A book - The Night Rainbow

Saturday, 17 August 2013


The one and only minor criticism I have of my kindle that I have is that I do miss seeing book covers in all their freshly printed, colourful glory. The cover for The Night Rainbow (above) is a particularly pretty one I would've like to have seen on my bedside table.

Moving on...

During one long, hot summer, five-year-old Pea and her little sister Margot play alone in the meadow behind their house, on the edge of a small village in Southern France. Her mother is too sad to take care of them; she left her happiness in the hospital, along with the baby. Pea's father has died in an accident and Maman, burdened by her double grief and isolated from the village by her Englishness, has retreated to a place where Pea cannot reach her - although she tries desperately to do so.

Then Pea meets Claude, a man who seems to love the meadow as she does and who always has time to play. Pea believes that she and Margot have found a friend, and maybe even a new papa. But why do the villagers view Claude with suspicion? And what secret is he keeping in his strange, empty house?


Pea is a sweet and complex character. The story is told from her POV, and while on Amazon a few reviewers have complained that the tone and language used it too complex for that of a 5-year-old, I think the author has captured the innocence, inquisitiveness and reasoning of her beautifully. Yes, a 5-year-old probably wouldn't be quite as descriptive as Pea is, but it would be a book aimed at children not adults if it were toned down further.

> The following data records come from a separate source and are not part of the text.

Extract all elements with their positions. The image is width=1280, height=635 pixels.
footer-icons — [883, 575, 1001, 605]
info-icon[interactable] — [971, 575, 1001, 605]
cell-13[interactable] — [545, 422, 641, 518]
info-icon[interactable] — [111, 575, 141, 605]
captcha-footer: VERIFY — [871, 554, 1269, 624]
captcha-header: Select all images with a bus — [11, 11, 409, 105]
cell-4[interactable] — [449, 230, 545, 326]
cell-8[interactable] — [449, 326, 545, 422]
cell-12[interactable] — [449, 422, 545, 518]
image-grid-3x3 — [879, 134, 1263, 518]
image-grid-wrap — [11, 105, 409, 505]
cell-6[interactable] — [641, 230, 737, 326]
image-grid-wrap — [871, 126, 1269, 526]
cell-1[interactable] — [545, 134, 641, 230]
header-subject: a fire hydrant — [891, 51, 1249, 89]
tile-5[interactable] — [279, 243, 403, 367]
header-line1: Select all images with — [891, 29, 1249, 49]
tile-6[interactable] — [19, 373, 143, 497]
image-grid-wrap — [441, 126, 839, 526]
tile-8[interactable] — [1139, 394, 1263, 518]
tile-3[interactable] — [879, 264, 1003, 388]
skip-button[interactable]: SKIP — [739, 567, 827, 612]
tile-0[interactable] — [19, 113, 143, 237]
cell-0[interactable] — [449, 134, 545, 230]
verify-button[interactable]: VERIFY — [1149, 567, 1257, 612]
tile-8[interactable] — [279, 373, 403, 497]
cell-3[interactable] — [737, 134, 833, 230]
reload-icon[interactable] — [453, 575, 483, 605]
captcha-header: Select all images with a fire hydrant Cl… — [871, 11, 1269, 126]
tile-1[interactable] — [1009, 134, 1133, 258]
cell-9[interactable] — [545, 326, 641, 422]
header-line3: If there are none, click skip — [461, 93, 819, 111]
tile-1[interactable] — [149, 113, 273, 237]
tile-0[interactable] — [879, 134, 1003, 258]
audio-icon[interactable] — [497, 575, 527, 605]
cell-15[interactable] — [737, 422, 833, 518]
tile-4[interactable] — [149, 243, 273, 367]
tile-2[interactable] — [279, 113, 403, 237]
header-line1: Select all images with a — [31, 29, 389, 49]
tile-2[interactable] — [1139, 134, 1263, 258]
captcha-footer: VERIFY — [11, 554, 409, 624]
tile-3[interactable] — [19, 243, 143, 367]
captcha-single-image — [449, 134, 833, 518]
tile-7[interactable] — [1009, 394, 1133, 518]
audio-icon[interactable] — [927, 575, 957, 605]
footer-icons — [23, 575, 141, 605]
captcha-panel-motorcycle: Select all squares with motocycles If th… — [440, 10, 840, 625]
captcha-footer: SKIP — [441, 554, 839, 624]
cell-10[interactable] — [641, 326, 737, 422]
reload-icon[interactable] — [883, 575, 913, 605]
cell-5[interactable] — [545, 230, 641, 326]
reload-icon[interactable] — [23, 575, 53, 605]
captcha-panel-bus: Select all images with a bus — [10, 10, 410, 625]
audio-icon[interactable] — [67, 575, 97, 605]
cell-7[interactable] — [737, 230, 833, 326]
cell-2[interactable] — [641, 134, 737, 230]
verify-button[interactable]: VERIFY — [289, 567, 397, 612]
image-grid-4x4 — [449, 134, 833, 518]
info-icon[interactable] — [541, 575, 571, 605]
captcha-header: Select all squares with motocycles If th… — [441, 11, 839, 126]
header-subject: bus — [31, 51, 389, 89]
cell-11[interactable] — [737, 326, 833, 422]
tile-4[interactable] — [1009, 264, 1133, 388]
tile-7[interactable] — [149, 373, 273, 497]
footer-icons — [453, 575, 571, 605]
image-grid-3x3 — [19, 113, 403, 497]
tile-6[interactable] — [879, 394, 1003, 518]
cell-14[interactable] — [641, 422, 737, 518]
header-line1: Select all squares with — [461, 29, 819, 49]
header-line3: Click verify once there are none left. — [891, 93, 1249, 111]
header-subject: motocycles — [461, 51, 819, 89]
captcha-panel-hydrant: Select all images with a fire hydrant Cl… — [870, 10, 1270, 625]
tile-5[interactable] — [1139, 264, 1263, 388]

It did take a few chapters for me to properly get stuck into I must admit, but I'm glad I persevered. It's a haunting, well-told story of love, loss and friendship. I found the premise of the book to be quite unique.

The story is tinged with sadness from start to finish. Its a tough read in that some of the subject matter is heavy and the feeling of grief is tangible throughout.

I enjoyed it and I want you to too so obviously don't want to give too much away. I'll leave it as - a slightly haunting but compelling story with a few good twists and turns which explores a mothers love and unlikely friendship.